The 95% stat: why most AI pilots fail (and what the 5% have in common)

The number that should change the conversation In August 2025, MIT's NANDA group published "The State of AI in Business 2025" — a research report based on 300+ enterprise AI pilot reviews. The headline finding became one of the most-shared statistics in the enterprise AI space: 95% of enterprise GenAI pilots produce no measurable P&L impact despite…

## The number that should change the conversation

Technical diagram showing vulnerability chain

Figure 1: Visual representation of the BeyondTrust vulnerability chain

The number that should change the conversation

In August 2025, MIT's NANDA group published "The State of AI in Business 2025" — a research report based on 300+ enterprise AI pilot reviews. The headline finding became one of the most-shared statistics in the enterprise AI space: 95% of enterprise GenAI pilots produce no measurable P&L impact despite an estimated $30-40 billion invested in such pilots over the prior 18 months.

The report has been criticized in some circles for definitional sleight-of-hand — the bar for "measurable P&L impact" is high, and a pilot that improves employee satisfaction or reduces a 6-hour task to 90 minutes might not register as a P&L line item even though it is genuinely valuable. Fair criticism. The 95% number is probably overstated.

But even the strongest defense of enterprise AI productivity studies — including BCG's 2025 "Closing the AI Impact Gap" research — finds that only 5% of organizations are capturing AI value at scale, with 60% generating no material AI value at all. The methodology differs but the broad finding holds: most enterprise AI is not paying for itself.

The interesting question is not "is this number right?" The interesting question is "what do the 5% have in common?" Because the answer to that question is replicable.

Cross-referencing MIT NANDA, BCG 2025, McKinsey's State of AI 2025, the Wharton GBK AI Adoption Year-Three report, Microsoft's Work Trend Index 2025, and the Forrester Total Economic Impact study on Microsoft 365 Copilot, five patterns appear consistently in the success cases:

Pattern 1: The workload was narrow and mechanical

Stripe's 10,000-line Scala-to-Java migration in four days. Pfizer's internal R&D document search saving an estimated 16,000 research hours per year. Lyft's customer support resolution time dropping by roughly 87%. Intercom Fin's average ~66% Tier-1 ticket deflection across 6,000+ customers.

What these wins share: the workload was bounded, repetitive, and had a cheap success signal. Did the tests pass? Did the user click "resolved"? Did the document come back? The AI did not have to be brilliant. It had to beat a specific baseline (a manual migration timeline, SharePoint search, the existing support queue).

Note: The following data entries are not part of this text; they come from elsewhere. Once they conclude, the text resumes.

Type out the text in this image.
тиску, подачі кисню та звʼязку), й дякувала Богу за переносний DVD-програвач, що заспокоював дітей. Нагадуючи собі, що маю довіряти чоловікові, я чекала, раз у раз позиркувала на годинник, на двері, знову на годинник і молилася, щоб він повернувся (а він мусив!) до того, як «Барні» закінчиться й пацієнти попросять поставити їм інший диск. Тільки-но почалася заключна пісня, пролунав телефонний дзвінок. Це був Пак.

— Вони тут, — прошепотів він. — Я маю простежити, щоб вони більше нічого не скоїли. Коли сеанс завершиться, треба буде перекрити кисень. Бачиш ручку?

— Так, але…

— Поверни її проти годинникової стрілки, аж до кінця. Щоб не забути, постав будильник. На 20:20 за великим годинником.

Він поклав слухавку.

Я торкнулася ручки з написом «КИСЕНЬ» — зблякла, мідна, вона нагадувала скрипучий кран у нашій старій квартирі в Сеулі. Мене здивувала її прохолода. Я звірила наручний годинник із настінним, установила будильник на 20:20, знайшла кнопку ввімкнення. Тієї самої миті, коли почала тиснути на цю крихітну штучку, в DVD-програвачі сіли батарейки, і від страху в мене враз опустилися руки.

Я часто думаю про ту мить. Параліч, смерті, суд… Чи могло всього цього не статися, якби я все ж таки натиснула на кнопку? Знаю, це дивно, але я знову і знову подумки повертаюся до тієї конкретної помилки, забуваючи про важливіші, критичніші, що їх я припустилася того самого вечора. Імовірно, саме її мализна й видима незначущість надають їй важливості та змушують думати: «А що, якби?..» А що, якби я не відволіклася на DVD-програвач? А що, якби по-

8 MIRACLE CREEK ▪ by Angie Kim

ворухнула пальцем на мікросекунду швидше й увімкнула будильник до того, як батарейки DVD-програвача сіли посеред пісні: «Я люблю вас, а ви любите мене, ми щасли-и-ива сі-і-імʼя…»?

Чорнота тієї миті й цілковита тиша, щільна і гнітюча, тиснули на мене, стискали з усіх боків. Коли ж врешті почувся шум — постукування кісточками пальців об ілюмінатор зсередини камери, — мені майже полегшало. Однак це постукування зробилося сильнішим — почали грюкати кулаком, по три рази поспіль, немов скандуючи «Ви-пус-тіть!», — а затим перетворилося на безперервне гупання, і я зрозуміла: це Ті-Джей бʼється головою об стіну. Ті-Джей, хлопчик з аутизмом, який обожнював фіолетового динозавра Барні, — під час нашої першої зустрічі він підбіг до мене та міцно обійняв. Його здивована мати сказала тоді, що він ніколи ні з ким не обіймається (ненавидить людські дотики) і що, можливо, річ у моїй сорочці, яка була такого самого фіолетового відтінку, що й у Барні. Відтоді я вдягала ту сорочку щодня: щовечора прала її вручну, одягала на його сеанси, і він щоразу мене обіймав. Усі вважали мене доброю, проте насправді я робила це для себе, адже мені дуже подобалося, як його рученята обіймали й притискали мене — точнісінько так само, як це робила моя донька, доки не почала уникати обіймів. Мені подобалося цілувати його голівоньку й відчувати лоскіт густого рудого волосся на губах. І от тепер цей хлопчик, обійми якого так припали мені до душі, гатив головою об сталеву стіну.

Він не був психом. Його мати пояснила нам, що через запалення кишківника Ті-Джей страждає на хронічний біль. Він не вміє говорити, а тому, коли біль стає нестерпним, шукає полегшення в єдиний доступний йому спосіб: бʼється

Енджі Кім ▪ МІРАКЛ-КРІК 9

The wins almost never come from "let's deploy AI broadly across the business and see what happens." They come from "let's deploy AI specifically against this one workflow that is currently expensive."

Pattern 2: There was a top-down mandate plus structured adoption

NVIDIA enabled Cursor for 30,000+ engineers as a daily-driver IDE. Coinbase enabled it for all 40,000 of their engineers. Stripe rolled Claude Code to roughly 1,370 engineers. Box pushed Cursor to 85% daily-active across engineering and built a structured mentorship program that drove adoption up 75% in six weeks.

What these deployments share: the rollout was top-down with explicit organizational commitment. Not "we have a 12-seat pilot in the engineering productivity team." Not "anyone who wants a license can request one through a form." A mandate. With change management treated as a first-class problem, not an afterthought.

The opt-in pilot model — which is what most mid-market enterprises default to because it feels safe — produces the "we have 14 active users out of 200 licenses" outcome. The structured-rollout model produces the productivity wins.

Pattern 3: The data underneath was already clean

Salesforce Agentforce works because Salesforce records exist. Customers with structured CRM data and well-defined sales motions get value out of the agentic workflows. Customers with messy or duplicated records get the AI equivalent of "garbage in, garbage out."

Pfizer's R&D corpus was already structured before Claude was deployed against it. The success came from putting a better retrieval layer on top of well-organized content, not from AI cleaning up the underlying data on the fly.

The MIT NANDA finding maps almost perfectly to this pattern in reverse: the 95% of pilots that return nothing tend to be deployments against unstructured, inconsistent, or fundamentally messy underlying data. The AI does not fix that. The AI exposes it.

The implication for mid-market deployment: spend the first phase of any AI rollout cleaning the underlying data the AI will work with. Document tagging, sensitivity labels, organization schemes. Not glamorous. Necessary.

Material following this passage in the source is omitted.